Ex-Roommate Stole and Shredded Her Passport — Then She Had to Figure Out If It Was a Federal Crime
A woman says a bad roommate situation turned into something much more serious after her ex-roommate took her passport and destroyed it.
She explained in a Reddit post that the passport had not simply gone missing during a move or gotten misplaced in a shared apartment. Her ex-roommate stole it, then shredded it.
That matters because a passport is not just another personal document. It is federal identification, proof of citizenship, and the thing many people need to travel, verify identity, start jobs, handle immigration-related paperwork, or deal with government agencies. Destroying someone’s passport can create real problems fast.
The woman was left trying to figure out what to do next.
Part of the stress came from the document itself. Replacing a passport is a pain under normal circumstances. Replacing one that was stolen and destroyed adds extra steps. She would likely need to report it lost or stolen, apply for a replacement, pay fees, and possibly deal with delays if she had any travel planned.
But the bigger question was whether what her ex-roommate did was a federal crime.
That is why she posted to legal advice. Most people know stealing is illegal, but passports feel different because they are government-issued. If someone takes and destroys a passport, it can seem like more than ordinary property damage. It can feel like tampering with someone’s legal identity.

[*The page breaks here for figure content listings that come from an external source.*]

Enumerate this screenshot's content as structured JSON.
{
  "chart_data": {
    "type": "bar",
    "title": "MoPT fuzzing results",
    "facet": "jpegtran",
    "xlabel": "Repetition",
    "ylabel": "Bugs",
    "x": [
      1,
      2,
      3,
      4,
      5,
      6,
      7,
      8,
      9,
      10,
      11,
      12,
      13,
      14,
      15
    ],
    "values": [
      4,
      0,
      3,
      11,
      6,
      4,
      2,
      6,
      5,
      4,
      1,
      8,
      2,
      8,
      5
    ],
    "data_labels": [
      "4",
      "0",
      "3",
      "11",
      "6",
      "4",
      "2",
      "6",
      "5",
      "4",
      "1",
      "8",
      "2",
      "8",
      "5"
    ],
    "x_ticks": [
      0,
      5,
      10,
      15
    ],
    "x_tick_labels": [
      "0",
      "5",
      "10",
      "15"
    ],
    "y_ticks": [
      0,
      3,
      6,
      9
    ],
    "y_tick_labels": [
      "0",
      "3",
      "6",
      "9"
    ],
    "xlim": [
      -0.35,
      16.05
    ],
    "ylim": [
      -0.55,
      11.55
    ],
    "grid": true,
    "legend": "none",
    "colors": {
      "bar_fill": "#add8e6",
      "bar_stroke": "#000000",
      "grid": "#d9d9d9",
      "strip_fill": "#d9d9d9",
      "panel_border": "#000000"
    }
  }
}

And emotionally, that is exactly what it is.
The roommate did not take a sweater or a coffee mug. She took a document that belongs to the person but is issued by the government, then shredded it in a way that left the owner with no quick way to use it again.
That kind of act feels intentionally controlling. It does not sound like someone grabbing something valuable to sell. A shredded passport is not useful to the thief. The point is the damage. The point is forcing the other person to deal with the loss.
That is what makes it such a nasty roommate escalation.
Bad roommate breakups can involve unpaid bills, dirty dishes, missing deposits, arguments over furniture, or somebody leaving trash behind. But stealing and destroying identification crosses into a completely different category. It can interfere with travel, paperwork, and personal security.
The woman needed practical answers. Should she call police? Should she report it to the State Department? Could she get the ex-roommate charged? Would local police handle it, or would it need to go through a federal agency?
Commenters generally pushed her toward reporting it, even if the exact legal path was not immediately clear. The first step was making sure the passport was officially reported as stolen or destroyed so it could not be misused if the story changed or if any part of it still existed.
They also suggested filing a police report because the document was her property and had been intentionally destroyed. Even if prosecutors did not pursue a major charge, a report could help with the replacement process and create a record of what happened.
That paper trail mattered.
If she had future issues replacing the passport or if any identity problems appeared later, she would need proof that she reported the theft and destruction. Waiting around or treating it like normal roommate drama could make things harder.
The post did not end with a dramatic update where federal agents showed up at the ex-roommate’s door. But the seriousness of the act was clear enough. Someone took a government-issued identity document and shredded it.
That is not petty roommate nonsense.
It is the kind of thing that can turn an ugly living situation into a legal problem almost overnight.
Commenters mostly told her to report the passport as stolen or destroyed immediately and begin the replacement process through the proper government channels.
Several people said she should also file a local police report because the ex-roommate intentionally took and destroyed her property. Even if the case did not become a major prosecution, the report would create documentation.
A lot of commenters focused on the passport’s importance as federal identification. They said the destruction could create problems beyond the cost of replacement, especially if she had upcoming travel or needed the document for identity verification.
Others warned her not to keep arguing with the ex-roommate directly. Once someone is willing to steal and shred a passport, the situation is already past normal conflict.
The strongest practical advice was simple: report it, replace it, save every message or proof showing the ex-roommate did it, and treat the destroyed passport like the serious identity document loss it is.